Spindler and Mote describe studies in which a biomarker approach is applied to the development of longevity drugs. The authors attempted to find compounds that result in gene expression changes that mimic the ones observed when animals are subjected to calorie restriction (CR):

Screening Candidate Longevity Therapeutics Using Gene-Expression Arrays

We review studies showing that CR acts rapidly, even in late adulthood, to extend health- and lifespan in mice. These rapid physiological effects are closely linked to patterns of gene expression in liver and heart. Non-human primate and human studies suggest that the signal transduction pathways responsible for the lifespan and health effects of caloric restriction (CR) may also be involved in human longevity. Thus, pharmaceuticals capable of mimicking the effects of CR (and other methods of lifespan extension) may have application to human health. Objective: We show that lifespan studies are an inefficient and theoretically problematic way of screening for longevity therapeutics. We review studies suggesting that rapid changes in patterns of gene expression can be used to identify pharmaceuticals capable of mimicking some positive effects of caloric restriction. Results: We present a traditional study of the effects of melatonin, melatonin and pregnenolone, aminoguanidine, aminoguanidine and alpha-lipoic acid, aminoguanidine, alpha-lipoic acid, pregnenolone, and coenzyme-Q10 on the lifespan of mice. No treatment extended lifespan. However, because the mice die mostly of cancer, only chemopreventives active against specific cancers can be identified by such studies. The studies were also time-consuming and expensive. We discuss high-density microarray studies of the effectiveness of glucoregulatory drugs and putative cancer chemopreventatives at reproducing the hepatic gene-expression profiles of long-term and short-term CR. We describe the identification of one compound, metformin, which reproduces a subset of the gene-expression and physiological effects of CR. Conclusion: Taken together, our results suggest that gene-expression biomarkers may be superior to lifespan studies for initial screening of candidate longevity therapeutics.

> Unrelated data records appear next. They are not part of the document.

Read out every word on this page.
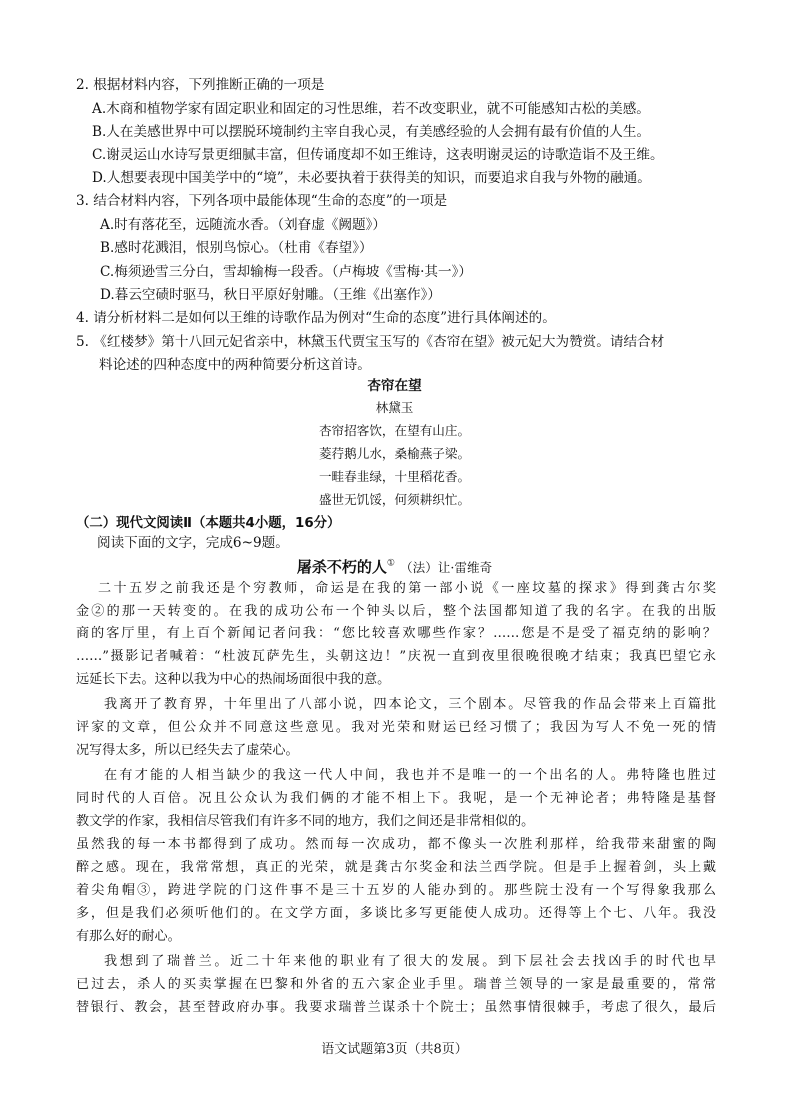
2. 根据材料内容，下列推断正确的一项是
A.木商和植物学家有固定职业和固定的习性思维，若不改变职业，就不可能感知古松的美感。
B.人在美感世界中可以摆脱环境制约主宰自我心灵，有美感经验的人会拥有最有价值的人生。
C.谢灵运山水诗写景更细腻丰富，但传诵度却不如王维诗，这表明谢灵运的诗歌造诣不及王维。
D.人想要表现中国美学中的“境”，未必要执着于获得美的知识，而要追求自我与外物的融通。
3. 结合材料内容，下列各项中最能体现“生命的态度”的一项是
A.时有落花至，远随流水香。（刘眘虚《阙题》）
B.感时花溅泪，恨别鸟惊心。（杜甫《春望》）
C.梅须逊雪三分白，雪却输梅一段香。（卢梅坡《雪梅·其一》）
D.暮云空碛时驱马，秋日平原好射雕。（王维《出塞作》）
4. 请分析材料二是如何以王维的诗歌作品为例对“生命的态度”进行具体阐述的。
5. 《红楼梦》第十八回元妃省亲中，林黛玉代贾宝玉写的《杏帘在望》被元妃大为赞赏。请结合材
料论述的四种态度中的两种简要分析这首诗。
杏帘在望
林黛玉
杏帘招客饮，在望有山庄。
菱荇鹅儿水，桑榆燕子梁。
一畦春韭绿，十里稻花香。
盛世无饥馁，何须耕织忙。
（二）现代文阅读Ⅱ（本题共4小题，16分）
阅读下面的文字，完成6~9题。
屠杀不朽的人① （法）让·雷维奇
二十五岁之前我还是个穷教师，命运是在我的第一部小说《一座坟墓的探求》得到龚古尔奖
金②的那一天转变的。在我的成功公布一个钟头以后，整个法国都知道了我的名字。在我的出版
商的客厅里，有上百个新闻记者问我：“您比较喜欢哪些作家？……您是不是受了福克纳的影响？
……”摄影记者喊着：“杜波瓦萨先生，头朝这边！”庆祝一直到夜里很晚很晚才结束；我真巴望它永
远延长下去。这种以我为中心的热闹场面很中我的意。
我离开了教育界，十年里出了八部小说，四本论文，三个剧本。尽管我的作品会带来上百篇批
评家的文章，但公众并不同意这些意见。我对光荣和财运已经习惯了；我因为写人不免一死的情
况写得太多，所以已经失去了虚荣心。
在有才能的人相当缺少的我这一代人中间，我也并不是唯一的一个出名的人。弗特隆也胜过
同时代的人百倍。况且公众认为我们俩的才能不相上下。我呢，是一个无神论者；弗特隆是基督
教文学的作家，我相信尽管我们有许多不同的地方，我们之间还是非常相似的。
虽然我的每一本书都得到了成功。然而每一次成功，都不像头一次胜利那样，给我带来甜蜜的陶
醉之感。现在，我常常想，真正的光荣，就是龚古尔奖金和法兰西学院。但是手上握着剑，头上戴
着尖角帽③，跨进学院的门这件事不是三十五岁的人能办到的。那些院士没有一个写得象我那么
多，但是我们必须听他们的。在文学方面，多谈比多写更能使人成功。还得等上个七、八年。我没
有那么好的耐心。
我想到了瑞普兰。近二十年来他的职业有了很大的发展。到下层社会去找凶手的时代也早
已过去，杀人的买卖掌握在巴黎和外省的五六家企业手里。瑞普兰领导的一家是最重要的，常常
替银行、教会，甚至替政府办事。我要求瑞普兰谋杀十个院士；虽然事情很棘手，考虑了很久，最后
语文试题第3页（共8页）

Gene expression measurements are excellent biomarkers: they are both quantitative (“I am expressing three times as much of gene A at age 2 than I was at age 1”), and also robust — because one can measure all of the genes in the genome simultaneously, using microarrays or similar approaches, small perturbations in the levels of single transcripts don’t obscure the overall picture. This might not be the case for biomarkers that focus on single phenotypes like bone density, since individual genetic variation might mask the aging signal in the data.

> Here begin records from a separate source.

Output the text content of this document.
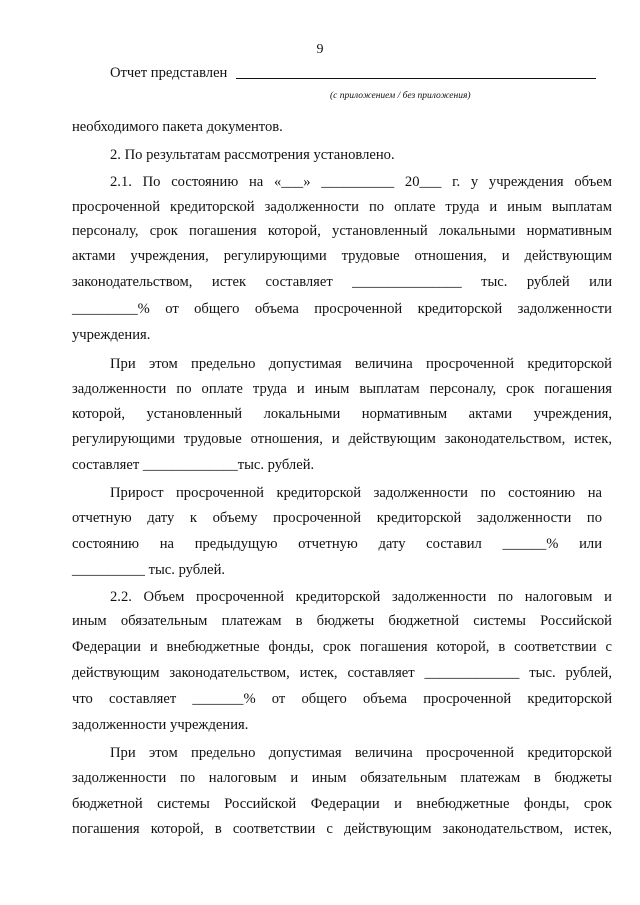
9
Отчет представлен
(с приложением / без приложения)
необходимого пакета документов.
2. По результатам рассмотрения установлено.
2.1. По состоянию на «___» __________ 20___ г. у учреждения объем
просроченной кредиторской задолженности по оплате труда и иным выплатам
персоналу, срок погашения которой, установленный локальными нормативным
актами учреждения, регулирующими трудовые отношения, и действующим
законодательством, истек составляет _______________ тыс. рублей или
_________% от общего объема просроченной кредиторской задолженности
учреждения.
При этом предельно допустимая величина просроченной кредиторской
задолженности по оплате труда и иным выплатам персоналу, срок погашения
которой, установленный локальными нормативным актами учреждения,
регулирующими трудовые отношения, и действующим законодательством, истек,
составляет _____________тыс. рублей.
Прирост просроченной кредиторской задолженности по состоянию на
отчетную дату к объему просроченной кредиторской задолженности по
состоянию на предыдущую отчетную дату составил ______% или
__________ тыс. рублей.
2.2. Объем просроченной кредиторской задолженности по налоговым и
иным обязательным платежам в бюджеты бюджетной системы Российской
Федерации и внебюджетные фонды, срок погашения которой, в соответствии с
действующим законодательством, истек, составляет _____________ тыс. рублей,
что составляет _______% от общего объема просроченной кредиторской
задолженности учреждения.
При этом предельно допустимая величина просроченной кредиторской
задолженности по налоговым и иным обязательным платежам в бюджеты
бюджетной системы Российской Федерации и внебюджетные фонды, срок
погашения которой, в соответствии с действующим законодательством, истек,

One major advantage of using gene expression biomarkers to monitor the effect of candidate longevity drugs is that one doesn’t have to wait a human lifetime (or even a mouse lifetime) in order to observe clues that a drug have anti-aging activity. Granted, one would still have to eventually verify an effect on human lifespan (as well as safety) for the drug to be approved…unless, of course, the drug has already been approved for another purpose; the burden for off-label use of a previously vetted molecule is much lower than for a completely new one. (On a related note: the compound that Spindler and Mote found to match the gene expression biomarkers of CR most closely, metformin, is one of the most widely used anti-diabetic drugs currently in use.)